Dibek ve arkadaşları tarafından TBMM Başkanlığı'na verilen önergede, Devlet Su İşleri (DSİ) teşkilatının asli görevlerinden birinin bataklıkları kurutmak ve arazilerin drenajını sağlamak olduğu belirtilerek, "Bugünler de devam eden ilk bahar ve sonbahar yağışlarını bile taşıyamayan dere yatakları ve drenaj kanallarından taşan sular arazilere zarar verir hale gelmiştir. Taşkınlar nedeniyle 4 yurttaşımız hayatını kaybetmiştir" denildi.

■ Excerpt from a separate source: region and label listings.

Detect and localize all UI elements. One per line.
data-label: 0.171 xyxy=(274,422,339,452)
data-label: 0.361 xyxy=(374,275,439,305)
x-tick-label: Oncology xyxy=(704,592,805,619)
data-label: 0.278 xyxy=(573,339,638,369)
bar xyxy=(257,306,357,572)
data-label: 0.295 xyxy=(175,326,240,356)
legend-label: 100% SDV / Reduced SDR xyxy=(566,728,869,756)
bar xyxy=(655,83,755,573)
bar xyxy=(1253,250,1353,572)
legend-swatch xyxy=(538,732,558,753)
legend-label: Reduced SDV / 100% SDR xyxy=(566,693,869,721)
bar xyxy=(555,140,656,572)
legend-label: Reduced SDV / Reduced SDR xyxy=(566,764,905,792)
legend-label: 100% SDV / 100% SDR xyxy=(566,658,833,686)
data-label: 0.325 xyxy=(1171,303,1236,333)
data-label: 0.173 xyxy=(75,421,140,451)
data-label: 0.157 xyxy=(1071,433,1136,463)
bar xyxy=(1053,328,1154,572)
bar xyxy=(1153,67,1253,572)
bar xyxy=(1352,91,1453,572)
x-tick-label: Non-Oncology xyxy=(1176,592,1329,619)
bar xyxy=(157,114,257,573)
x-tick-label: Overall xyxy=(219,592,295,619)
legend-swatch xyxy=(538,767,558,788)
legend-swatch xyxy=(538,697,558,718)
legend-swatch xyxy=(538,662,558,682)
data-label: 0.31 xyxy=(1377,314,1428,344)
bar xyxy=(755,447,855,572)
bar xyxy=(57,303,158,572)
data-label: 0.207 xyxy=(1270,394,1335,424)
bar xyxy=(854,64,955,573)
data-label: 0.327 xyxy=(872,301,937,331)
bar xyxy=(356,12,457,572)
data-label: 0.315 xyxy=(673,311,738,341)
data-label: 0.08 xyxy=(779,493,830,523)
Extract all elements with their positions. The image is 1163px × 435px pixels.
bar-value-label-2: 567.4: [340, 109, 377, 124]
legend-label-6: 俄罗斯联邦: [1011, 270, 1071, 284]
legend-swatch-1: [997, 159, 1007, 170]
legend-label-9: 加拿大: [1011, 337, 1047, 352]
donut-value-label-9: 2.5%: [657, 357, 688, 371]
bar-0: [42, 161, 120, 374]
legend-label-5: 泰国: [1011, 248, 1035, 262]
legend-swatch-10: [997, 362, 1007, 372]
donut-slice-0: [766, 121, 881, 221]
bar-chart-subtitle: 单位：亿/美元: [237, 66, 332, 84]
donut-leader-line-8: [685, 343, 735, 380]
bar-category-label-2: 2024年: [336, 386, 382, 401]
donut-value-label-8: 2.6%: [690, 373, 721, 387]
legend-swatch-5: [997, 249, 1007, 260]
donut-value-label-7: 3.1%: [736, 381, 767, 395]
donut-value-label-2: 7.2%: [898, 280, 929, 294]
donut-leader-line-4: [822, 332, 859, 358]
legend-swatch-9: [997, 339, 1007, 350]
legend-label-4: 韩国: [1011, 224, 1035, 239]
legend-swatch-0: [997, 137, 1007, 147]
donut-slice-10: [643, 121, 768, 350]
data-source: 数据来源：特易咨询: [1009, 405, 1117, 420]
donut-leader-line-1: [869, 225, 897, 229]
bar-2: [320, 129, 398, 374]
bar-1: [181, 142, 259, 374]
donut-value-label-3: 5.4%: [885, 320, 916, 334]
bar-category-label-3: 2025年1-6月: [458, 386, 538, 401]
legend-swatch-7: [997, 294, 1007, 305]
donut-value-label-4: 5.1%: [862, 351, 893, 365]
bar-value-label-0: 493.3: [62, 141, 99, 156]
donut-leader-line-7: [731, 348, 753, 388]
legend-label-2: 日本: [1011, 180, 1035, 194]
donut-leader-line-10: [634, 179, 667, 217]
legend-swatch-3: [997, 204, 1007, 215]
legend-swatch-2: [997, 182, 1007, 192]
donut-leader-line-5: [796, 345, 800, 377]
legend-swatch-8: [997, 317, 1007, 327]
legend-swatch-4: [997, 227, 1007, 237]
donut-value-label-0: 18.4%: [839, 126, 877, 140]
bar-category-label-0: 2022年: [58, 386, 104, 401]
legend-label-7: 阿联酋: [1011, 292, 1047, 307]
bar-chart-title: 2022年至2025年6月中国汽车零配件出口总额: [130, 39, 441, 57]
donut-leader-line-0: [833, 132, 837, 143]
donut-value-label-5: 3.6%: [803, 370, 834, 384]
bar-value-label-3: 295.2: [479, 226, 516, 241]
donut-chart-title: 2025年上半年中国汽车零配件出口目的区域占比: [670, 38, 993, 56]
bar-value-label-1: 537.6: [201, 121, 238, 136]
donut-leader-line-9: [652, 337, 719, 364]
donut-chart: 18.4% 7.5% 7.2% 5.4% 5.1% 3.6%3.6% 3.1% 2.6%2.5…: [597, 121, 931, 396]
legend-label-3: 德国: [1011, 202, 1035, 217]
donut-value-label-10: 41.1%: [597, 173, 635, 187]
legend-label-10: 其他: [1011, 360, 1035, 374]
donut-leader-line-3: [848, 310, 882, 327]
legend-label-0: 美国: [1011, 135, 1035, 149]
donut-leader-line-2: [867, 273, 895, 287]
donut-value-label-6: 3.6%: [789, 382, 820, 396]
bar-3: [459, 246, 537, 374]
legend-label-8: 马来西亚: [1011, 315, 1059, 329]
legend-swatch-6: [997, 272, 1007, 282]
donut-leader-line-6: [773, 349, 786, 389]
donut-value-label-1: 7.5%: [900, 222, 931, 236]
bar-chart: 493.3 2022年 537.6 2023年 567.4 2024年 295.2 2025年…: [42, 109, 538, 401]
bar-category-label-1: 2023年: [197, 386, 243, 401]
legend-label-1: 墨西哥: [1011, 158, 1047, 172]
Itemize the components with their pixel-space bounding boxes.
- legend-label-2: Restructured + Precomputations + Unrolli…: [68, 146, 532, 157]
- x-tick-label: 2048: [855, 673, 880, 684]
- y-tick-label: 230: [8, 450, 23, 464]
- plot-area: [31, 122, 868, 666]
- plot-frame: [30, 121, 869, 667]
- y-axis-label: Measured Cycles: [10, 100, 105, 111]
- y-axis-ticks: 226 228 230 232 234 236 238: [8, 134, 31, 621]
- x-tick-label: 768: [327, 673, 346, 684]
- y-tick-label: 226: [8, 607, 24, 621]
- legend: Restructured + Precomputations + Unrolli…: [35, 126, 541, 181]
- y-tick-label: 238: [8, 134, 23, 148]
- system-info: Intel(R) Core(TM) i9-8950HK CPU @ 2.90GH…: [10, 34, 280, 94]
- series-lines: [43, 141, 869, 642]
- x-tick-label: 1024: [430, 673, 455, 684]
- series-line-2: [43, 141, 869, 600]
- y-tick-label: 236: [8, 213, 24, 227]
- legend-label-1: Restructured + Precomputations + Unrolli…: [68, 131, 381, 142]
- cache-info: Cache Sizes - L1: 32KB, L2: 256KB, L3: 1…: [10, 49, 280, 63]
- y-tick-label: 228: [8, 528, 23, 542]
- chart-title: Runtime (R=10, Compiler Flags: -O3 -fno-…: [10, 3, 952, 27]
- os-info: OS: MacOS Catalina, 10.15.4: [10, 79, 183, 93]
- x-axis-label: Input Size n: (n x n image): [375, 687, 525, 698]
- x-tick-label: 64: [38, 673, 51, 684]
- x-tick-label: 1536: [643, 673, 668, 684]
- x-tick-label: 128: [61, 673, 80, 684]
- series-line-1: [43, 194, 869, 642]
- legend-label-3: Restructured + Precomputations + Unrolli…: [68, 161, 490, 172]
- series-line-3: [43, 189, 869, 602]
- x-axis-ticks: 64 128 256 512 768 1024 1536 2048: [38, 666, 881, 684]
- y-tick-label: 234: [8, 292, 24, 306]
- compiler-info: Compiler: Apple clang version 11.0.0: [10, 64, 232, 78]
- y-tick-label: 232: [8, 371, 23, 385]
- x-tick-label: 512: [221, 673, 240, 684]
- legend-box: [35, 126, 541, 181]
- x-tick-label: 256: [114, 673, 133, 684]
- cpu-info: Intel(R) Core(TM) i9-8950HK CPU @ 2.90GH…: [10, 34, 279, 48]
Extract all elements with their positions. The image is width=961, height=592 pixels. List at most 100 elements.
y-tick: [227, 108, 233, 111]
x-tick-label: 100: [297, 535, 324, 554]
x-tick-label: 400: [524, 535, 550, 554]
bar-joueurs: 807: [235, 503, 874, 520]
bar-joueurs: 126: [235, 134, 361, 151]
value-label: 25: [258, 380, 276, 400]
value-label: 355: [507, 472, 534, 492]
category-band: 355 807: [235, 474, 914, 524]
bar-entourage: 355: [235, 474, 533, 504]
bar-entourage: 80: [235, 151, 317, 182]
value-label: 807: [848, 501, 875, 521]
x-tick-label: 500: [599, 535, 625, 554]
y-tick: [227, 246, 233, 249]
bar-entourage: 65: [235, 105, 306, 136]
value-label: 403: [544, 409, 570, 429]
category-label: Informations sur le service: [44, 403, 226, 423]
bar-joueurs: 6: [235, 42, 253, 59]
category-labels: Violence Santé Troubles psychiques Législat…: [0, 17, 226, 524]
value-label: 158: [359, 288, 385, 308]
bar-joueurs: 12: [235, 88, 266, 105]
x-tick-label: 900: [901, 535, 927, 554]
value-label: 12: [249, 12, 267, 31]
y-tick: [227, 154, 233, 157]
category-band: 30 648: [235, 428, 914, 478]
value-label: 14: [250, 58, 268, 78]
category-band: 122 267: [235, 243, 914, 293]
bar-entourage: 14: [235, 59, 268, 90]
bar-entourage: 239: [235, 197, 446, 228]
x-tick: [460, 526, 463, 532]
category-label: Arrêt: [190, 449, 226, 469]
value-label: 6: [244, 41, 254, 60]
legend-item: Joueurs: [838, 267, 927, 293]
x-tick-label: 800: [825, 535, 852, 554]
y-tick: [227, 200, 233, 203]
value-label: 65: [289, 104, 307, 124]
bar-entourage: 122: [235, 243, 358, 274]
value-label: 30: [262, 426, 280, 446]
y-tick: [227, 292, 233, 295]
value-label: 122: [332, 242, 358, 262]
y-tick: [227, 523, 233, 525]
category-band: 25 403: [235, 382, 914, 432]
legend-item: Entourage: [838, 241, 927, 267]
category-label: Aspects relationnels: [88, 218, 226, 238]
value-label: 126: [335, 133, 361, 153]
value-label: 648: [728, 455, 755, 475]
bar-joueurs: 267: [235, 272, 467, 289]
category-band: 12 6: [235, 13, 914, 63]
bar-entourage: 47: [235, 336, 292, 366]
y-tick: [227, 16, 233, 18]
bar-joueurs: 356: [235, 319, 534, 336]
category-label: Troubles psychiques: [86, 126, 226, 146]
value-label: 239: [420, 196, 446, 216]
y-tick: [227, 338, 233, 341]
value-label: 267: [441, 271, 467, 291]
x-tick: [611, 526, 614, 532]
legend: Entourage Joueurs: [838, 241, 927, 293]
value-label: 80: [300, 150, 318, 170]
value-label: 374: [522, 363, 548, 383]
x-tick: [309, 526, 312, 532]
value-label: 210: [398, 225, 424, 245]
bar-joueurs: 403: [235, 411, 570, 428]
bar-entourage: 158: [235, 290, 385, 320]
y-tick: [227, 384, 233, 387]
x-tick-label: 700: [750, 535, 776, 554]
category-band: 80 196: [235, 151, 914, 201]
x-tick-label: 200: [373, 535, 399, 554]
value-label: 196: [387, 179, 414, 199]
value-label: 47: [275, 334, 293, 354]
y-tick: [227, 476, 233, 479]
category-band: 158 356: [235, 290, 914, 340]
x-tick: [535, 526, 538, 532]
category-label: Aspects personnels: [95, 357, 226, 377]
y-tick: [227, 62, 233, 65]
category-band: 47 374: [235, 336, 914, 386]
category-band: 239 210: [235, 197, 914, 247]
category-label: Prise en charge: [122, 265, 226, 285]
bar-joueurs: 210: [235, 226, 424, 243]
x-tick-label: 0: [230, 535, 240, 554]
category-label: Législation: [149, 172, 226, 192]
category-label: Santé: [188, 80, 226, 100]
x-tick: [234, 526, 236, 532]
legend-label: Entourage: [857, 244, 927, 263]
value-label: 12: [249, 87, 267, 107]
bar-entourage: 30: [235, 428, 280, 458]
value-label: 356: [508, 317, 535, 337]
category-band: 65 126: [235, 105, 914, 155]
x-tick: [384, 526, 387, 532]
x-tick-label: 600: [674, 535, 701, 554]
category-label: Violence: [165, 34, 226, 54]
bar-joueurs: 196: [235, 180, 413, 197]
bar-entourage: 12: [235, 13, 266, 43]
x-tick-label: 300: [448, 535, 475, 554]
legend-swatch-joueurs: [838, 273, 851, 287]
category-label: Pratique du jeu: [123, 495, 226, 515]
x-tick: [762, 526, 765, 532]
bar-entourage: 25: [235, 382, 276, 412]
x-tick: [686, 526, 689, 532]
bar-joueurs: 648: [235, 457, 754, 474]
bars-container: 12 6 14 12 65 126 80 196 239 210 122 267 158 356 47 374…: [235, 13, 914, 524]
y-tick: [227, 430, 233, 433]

Ergene kollarını oluşturan derelerin tamamının rusubat ve sürüntü malzeme ile dolmuş olup dere yataklarının ağaçlarla kaplandığı kaydedilen gerekçede şu ifadeler yer aldı:
"Özellikle Şeytandere, Kayalı derelerinin, Lüleburgaz dereleri ve yan dereleri on yıldan beri hiç temizlenmemiştir. Bu temizlikler yapılmazsa Büyükkarıştıran gibi bazı beldeler, köyler ve yerleşim birimleri su altında kalabilir, can ve mal kayıplarının meydana gelme riski vardır. Kayalıköy, Kırklareli barajları dolu savakları çalışacağı için mansap şartları yeterli olmadığından aşırı yağışlarda bu barajlardan boşalacak sular dere yatakları dolu olduğu için büyük zararlara yol açabilecektir. Özellikle her yıl çeltik ekiminden yorulmuş ve bağışıklığı kaybolmuş çeltik ekiminin yapıldığı alanlardaki drenaj kanallarının yeniden ele alınması gerekmektedir. Bu alanların derin drenaja dönüştürülmemesi durumunda aşırı su ve gübre kullanımı yüzünden çok yakında tamamen verimsiz hale gelecektir.
Yeni felaketlerin yaşanmaması için suya yön veren ve suyu kontrol etmekle görevli kurumlara büyük görev düşmektedir.
Trakya'da Ergene ve Tunca nehirleri başta olmak üzere köy arazilerinin korunması için mutlaka dere yataklarının ıslah edilip temizlenmesi gerekmektedir. Ortaya çıkacak yeni felaketlerden DSİ sorumlu olacaktır. Ancak en önemlisi köylümüz mağdur olacaktır."